Nos últimos anos, efetivamente, e bem, o fenómeno da fraude e da corrupção tem sido objeto de uma atenção maior, desde logo por parte da comunicação social. Todos os anos, são muitos os casos que vêm para a praça pública e isso é importante, porque consciencializa mais a sociedade de que tem um problema. Esse é um patamar a que ainda não chegámos, que é a própria sociedade civil, de alguma maneira, mostrar sinais de uma maior intransigência relativamente às situações de fraude e de corrupção que se vão conhecendo e depois são investigadas.

Eu acho que os portugueses não têm índices de ausência de integridade diferentes da média dos países europeus, sobretudo aqui do sul da Europa, e que as pessoas são tendencialmente íntegras. Mas, haverá sempre a possibilidade de haver alguém menos íntegro e, quando estamos a falar de gestão pública, as organizações não podem deixar de equacionar esta possibilidade, como alguma coisa a que todas estão expostas. Devem procurar, ao nível da gestão, encontrar soluções que afastem a possibilidade de fraude e de corrupção se, porventura, em alguma das funções que lhes é atribuída esteja alguém menos íntegro.

É uma tarefa que carece do envolvimento de todos e todos devem ser chamados a contribuir com sugestões, não numa perspetiva de que estejamos na iminência de termos de repente um número muito elevado de colaboradores com menor integridade, mas sempre com a consciência de que, a todo o tempo, podemos ter alguém menos íntegro, e se calhar já temos, ainda não foi é apanhado ou não teve ainda oportunidade para praticar alguma coisa menos adequada.

A partir do título do livro, “Riscos de Fraude e Corrupção no Programa de Financiamento Europeu”, consegue apontar uma percentagem para este risco no país?

Os riscos, se calhar, são elevados, desde logo pelo valor do programa em si mesmo. Por isso, todos os cuidados que possam ser acrescidos são importantes e necessários, o futuro o dirá, esperemos que tenhamos grandes sinais de ocorrências de fraude e percentuais muito elevados de valores aplicados em projetos distintos dos originalmente atribuídos. Esta foi a preocupação do Observatório, quando lançou este projeto.
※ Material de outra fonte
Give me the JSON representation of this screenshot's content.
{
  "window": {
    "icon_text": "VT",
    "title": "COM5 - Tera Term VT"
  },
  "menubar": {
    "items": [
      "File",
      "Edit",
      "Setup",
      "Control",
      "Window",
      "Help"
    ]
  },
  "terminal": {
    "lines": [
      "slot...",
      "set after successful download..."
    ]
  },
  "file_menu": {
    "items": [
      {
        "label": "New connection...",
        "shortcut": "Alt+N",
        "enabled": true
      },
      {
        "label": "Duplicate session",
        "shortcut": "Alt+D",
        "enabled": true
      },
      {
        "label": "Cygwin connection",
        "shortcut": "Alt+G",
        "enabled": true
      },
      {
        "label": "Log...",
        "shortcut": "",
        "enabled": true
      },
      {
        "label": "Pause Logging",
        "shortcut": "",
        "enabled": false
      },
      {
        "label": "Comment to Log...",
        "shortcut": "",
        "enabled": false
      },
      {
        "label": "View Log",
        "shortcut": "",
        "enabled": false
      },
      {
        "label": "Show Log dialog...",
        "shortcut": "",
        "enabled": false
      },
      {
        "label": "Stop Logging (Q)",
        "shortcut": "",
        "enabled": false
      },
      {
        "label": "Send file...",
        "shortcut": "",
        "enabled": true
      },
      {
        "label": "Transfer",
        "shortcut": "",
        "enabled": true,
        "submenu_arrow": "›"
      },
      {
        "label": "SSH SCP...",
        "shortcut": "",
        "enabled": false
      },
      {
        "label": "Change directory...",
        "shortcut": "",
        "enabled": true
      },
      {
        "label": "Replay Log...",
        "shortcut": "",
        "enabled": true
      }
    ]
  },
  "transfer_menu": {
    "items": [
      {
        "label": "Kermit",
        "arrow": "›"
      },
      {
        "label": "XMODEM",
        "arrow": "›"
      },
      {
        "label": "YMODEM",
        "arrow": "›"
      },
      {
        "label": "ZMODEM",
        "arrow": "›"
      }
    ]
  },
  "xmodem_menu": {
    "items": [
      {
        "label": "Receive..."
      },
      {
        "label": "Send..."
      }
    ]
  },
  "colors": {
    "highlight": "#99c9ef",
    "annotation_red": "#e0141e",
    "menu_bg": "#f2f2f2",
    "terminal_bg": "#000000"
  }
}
Pela sua dimensão financeira, é um programa que está naturalmente exposto a riscos de fraude e de corrupção, com alguma dimensão.

Não arrisca uma percentagem?

É difícil. Espero que seja tão próximo de zero quanto possível, no ideal, zero. Mas, sabemos que na fraude e na corrupção a perfeição se calhar não existe. Por muito bons que sejam os instrumentos de controlo, poderá sempre haver alguém que tenha a capacidade de ultrapassar os mecanismos de controlo.

A fraude zero, sabemos que é utópico, mas devemos acreditar que é possível uma coisa próxima.